Friday, October 20, 2006

The Media

Can we please stop using the phrase “the media”? It has no meaning. The media is liberal. The media is conservative. The media is to blame for ____________.

“The media” has become a kind of monolithic force exercising power over us, its helpless victims. That is evident in the now standard singular form it takes in our speech (media used to be plural, remember? One medium, many media.).

We can’t begin to address any of the problems we perceive in the media until we break out of this tendency to conceptualize it as some great singular force with power of its own. Various pieces of information published via multiple forms of media are produced and consumed by individual people with public and private agendas and complex influences. It is about as useful to talk about “the media” as it is to tackle to problems of “today’s society.”

4 comments:

harrogate said...

While Harrogate is sympathetic to your sensical plea to get past labels and have real discussion, he would humbly point out that for all its show of heterogeniety the national polyglot of television and print "media" actually finds itself owned by a rather tiny cabal of corporate interests.

For example, check out your numbers on Clearchannel or Viacom, two companies that own more outlets, across the country coast to coast, than you can shake a stick at. &c.
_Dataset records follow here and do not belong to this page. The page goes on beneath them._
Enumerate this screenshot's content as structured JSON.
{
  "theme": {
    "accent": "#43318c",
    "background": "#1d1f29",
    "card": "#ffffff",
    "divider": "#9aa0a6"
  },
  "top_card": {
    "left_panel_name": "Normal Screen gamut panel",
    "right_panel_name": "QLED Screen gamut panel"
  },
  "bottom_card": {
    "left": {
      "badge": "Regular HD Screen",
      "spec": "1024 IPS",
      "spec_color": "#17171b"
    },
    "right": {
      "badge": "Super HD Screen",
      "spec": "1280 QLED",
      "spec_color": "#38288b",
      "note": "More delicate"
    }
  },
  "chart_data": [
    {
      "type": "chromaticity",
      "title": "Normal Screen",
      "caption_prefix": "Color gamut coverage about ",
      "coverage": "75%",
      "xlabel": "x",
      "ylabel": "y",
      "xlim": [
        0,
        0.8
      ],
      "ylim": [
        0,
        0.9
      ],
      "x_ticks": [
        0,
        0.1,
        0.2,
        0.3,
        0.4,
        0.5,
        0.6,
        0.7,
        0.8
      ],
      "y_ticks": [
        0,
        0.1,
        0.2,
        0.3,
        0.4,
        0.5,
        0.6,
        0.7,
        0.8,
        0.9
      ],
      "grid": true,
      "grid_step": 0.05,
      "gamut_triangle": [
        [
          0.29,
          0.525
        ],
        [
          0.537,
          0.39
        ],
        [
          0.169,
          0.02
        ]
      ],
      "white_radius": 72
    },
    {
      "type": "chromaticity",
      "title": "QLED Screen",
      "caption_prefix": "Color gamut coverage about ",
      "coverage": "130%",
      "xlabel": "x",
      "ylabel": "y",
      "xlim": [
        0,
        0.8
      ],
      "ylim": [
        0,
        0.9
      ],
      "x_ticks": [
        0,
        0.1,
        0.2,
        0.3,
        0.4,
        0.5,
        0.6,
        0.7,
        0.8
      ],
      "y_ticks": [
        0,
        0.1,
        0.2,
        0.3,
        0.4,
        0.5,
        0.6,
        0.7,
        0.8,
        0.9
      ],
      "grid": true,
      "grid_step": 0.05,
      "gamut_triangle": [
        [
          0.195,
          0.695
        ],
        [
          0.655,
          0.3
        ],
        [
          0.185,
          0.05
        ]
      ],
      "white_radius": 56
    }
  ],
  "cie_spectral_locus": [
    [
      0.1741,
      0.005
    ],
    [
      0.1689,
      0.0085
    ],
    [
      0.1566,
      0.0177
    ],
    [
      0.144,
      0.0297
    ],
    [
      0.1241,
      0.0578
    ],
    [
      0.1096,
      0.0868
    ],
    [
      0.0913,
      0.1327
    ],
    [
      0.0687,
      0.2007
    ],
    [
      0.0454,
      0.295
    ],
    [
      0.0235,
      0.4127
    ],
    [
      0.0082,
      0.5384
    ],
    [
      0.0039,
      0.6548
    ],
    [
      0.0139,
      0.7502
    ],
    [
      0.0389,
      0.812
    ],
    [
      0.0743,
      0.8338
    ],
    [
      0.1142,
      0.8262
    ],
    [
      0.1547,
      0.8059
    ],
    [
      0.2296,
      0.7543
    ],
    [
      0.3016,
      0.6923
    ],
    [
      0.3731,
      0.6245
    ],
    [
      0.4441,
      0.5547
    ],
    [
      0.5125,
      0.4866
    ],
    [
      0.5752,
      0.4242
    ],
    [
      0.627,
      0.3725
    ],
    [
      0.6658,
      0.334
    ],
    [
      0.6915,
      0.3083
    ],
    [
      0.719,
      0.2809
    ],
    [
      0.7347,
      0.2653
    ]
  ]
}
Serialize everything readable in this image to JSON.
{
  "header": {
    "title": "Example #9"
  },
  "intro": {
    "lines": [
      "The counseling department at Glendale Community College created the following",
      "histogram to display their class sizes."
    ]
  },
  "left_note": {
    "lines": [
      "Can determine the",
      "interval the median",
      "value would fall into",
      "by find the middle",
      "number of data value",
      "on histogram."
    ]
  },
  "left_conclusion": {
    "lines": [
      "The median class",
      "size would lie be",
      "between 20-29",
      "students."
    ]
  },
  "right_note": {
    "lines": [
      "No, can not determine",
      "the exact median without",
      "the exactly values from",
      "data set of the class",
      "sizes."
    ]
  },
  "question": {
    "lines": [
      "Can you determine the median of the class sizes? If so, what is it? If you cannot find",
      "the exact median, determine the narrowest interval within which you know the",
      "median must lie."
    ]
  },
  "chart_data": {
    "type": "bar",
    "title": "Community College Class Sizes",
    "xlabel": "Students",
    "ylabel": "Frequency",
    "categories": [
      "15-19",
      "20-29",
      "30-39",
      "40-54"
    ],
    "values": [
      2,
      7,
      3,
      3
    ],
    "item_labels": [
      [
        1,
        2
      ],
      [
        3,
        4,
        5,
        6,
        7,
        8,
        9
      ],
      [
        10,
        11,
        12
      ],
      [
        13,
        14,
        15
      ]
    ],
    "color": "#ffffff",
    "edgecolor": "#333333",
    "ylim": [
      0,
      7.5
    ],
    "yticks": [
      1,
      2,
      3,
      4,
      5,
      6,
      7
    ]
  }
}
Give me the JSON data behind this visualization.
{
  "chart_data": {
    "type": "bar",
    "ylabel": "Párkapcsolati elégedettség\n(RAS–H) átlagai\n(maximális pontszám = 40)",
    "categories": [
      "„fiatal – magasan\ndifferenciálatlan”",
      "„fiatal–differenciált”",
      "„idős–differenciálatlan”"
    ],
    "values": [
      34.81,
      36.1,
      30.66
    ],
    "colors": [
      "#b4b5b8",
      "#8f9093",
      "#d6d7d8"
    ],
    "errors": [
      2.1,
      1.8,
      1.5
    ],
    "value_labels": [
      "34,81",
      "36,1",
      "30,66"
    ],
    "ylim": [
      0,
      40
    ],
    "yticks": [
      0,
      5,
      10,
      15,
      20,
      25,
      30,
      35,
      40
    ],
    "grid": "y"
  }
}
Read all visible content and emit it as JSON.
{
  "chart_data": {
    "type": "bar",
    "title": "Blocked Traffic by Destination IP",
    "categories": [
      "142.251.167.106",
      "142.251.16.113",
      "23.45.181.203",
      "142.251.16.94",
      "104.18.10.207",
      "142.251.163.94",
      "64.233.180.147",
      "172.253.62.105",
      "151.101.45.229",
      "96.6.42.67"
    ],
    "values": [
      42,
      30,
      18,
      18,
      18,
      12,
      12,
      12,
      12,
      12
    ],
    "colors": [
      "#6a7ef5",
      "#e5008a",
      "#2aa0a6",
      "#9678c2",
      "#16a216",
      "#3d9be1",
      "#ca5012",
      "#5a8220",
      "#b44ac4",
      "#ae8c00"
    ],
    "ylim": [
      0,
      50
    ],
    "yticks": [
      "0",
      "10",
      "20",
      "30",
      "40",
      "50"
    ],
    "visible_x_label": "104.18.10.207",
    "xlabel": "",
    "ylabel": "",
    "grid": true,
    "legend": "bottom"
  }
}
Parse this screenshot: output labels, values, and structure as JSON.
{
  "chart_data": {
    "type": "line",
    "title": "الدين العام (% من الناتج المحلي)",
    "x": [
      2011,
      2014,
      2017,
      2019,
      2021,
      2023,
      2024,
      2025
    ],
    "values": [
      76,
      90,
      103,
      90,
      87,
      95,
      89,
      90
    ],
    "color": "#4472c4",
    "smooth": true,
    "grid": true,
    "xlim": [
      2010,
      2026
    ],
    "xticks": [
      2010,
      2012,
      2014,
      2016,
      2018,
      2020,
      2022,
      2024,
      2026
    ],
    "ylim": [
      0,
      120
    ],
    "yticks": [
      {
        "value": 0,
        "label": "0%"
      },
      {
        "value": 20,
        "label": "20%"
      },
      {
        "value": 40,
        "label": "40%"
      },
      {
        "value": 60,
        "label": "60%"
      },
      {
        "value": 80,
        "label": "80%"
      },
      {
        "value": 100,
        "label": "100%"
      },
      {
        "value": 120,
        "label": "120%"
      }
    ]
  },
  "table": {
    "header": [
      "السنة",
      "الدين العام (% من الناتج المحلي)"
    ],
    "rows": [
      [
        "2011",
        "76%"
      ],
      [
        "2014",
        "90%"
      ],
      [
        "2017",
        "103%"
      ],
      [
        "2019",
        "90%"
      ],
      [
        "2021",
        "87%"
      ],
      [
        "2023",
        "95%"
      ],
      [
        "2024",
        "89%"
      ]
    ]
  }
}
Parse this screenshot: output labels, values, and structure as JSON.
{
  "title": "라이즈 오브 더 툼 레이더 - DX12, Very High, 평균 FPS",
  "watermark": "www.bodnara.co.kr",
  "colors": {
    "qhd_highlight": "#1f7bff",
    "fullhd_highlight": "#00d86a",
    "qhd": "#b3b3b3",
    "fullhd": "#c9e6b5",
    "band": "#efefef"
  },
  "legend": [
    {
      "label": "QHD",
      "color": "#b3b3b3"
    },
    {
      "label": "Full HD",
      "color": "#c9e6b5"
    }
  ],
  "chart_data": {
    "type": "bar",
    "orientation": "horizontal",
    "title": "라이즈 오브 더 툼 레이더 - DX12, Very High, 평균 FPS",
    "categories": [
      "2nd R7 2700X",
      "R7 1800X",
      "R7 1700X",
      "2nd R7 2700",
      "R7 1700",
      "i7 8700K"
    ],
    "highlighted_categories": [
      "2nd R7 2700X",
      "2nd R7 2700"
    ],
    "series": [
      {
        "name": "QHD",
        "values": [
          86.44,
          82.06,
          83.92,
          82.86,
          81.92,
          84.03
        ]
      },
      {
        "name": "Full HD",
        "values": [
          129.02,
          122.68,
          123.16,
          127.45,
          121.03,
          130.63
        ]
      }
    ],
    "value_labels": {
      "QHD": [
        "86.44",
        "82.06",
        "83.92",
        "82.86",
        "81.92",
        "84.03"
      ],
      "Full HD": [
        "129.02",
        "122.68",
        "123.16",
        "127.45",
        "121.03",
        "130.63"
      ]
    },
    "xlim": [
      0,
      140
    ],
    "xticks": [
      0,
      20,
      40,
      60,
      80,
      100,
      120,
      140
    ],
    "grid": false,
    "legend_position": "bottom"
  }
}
All of which is to say that in Harrogate's view, the "media" in this country is much more of a concentrated voice than your post implies. Call it a monolithically "conservative" voice or a "liberal" voice and you get it wrong. Call it only interested in what sells no matter what the cost, and you get it right.

Which corporate dominance does excellently reflect the Rethuglican Party which is after all this country's Majority Party. Jesus gets lots of lip service but at the end of the day here it's Mammon or bust, and always will be.

Witness the Orgy with which all media outlets run up War as soon as a President starts talking about it. Harrogate is convinced that in the _Seventeen_ Magazine, most 2001-2002 Issues made multiple references to "WMD's." It was all so exciting, so profitable, this business of going to war.

Witness too the constant cross-media Cult of the Missing White Woman: but rarely a squeak regarding the homeless, who really don't get anyone stirred up (they're not very sexy, after all).

L said...

I wholeheartedly agree!

Dr. Peters said...

Harrogate makes a good point, and I concede that there are massive conglomerates with perhaps more unified goals than I have suggested (although I am not certain that such a massive business entity can be said to have a uniform agenda). But "what sells" is another one of those frequently used phrases that need to be complicated. Why does it sell? Who, as anon asks, is buying? Are the consumers creating the demand that media producers fill in response? Or are do they buy because they have been influenced by media images and messages that convince them that they should want it? These questions are still too big to do much good. I am irritated lately with some particular issues that are way oversimplified and leave no room for useful discussion.

harrogate said...

Harrogate, too, dislikes the tendency in us all to try and encapsulate really complicated stuff with a label or catch phrase. Indeed, he sees Sarah on that one, and raises her a Mick Foley-autographed flannel shirt.

Discussions like this need to be fruitful and multiply; actually, Harrogate thinks it perfectly suited for a blog devoted to questions of academia and parenthood. The specter of "the media" greatly impacts both of these sites, as all know.

If the question of "what sells" hits right at the twinned heart of politics and literary studies (as Harrogate believes it does), then it is doubly worth considering in terms of raising a child. Our little bitty children are not too far from indoctrination into consumer culture: some might argue they already are. What that means is a great question.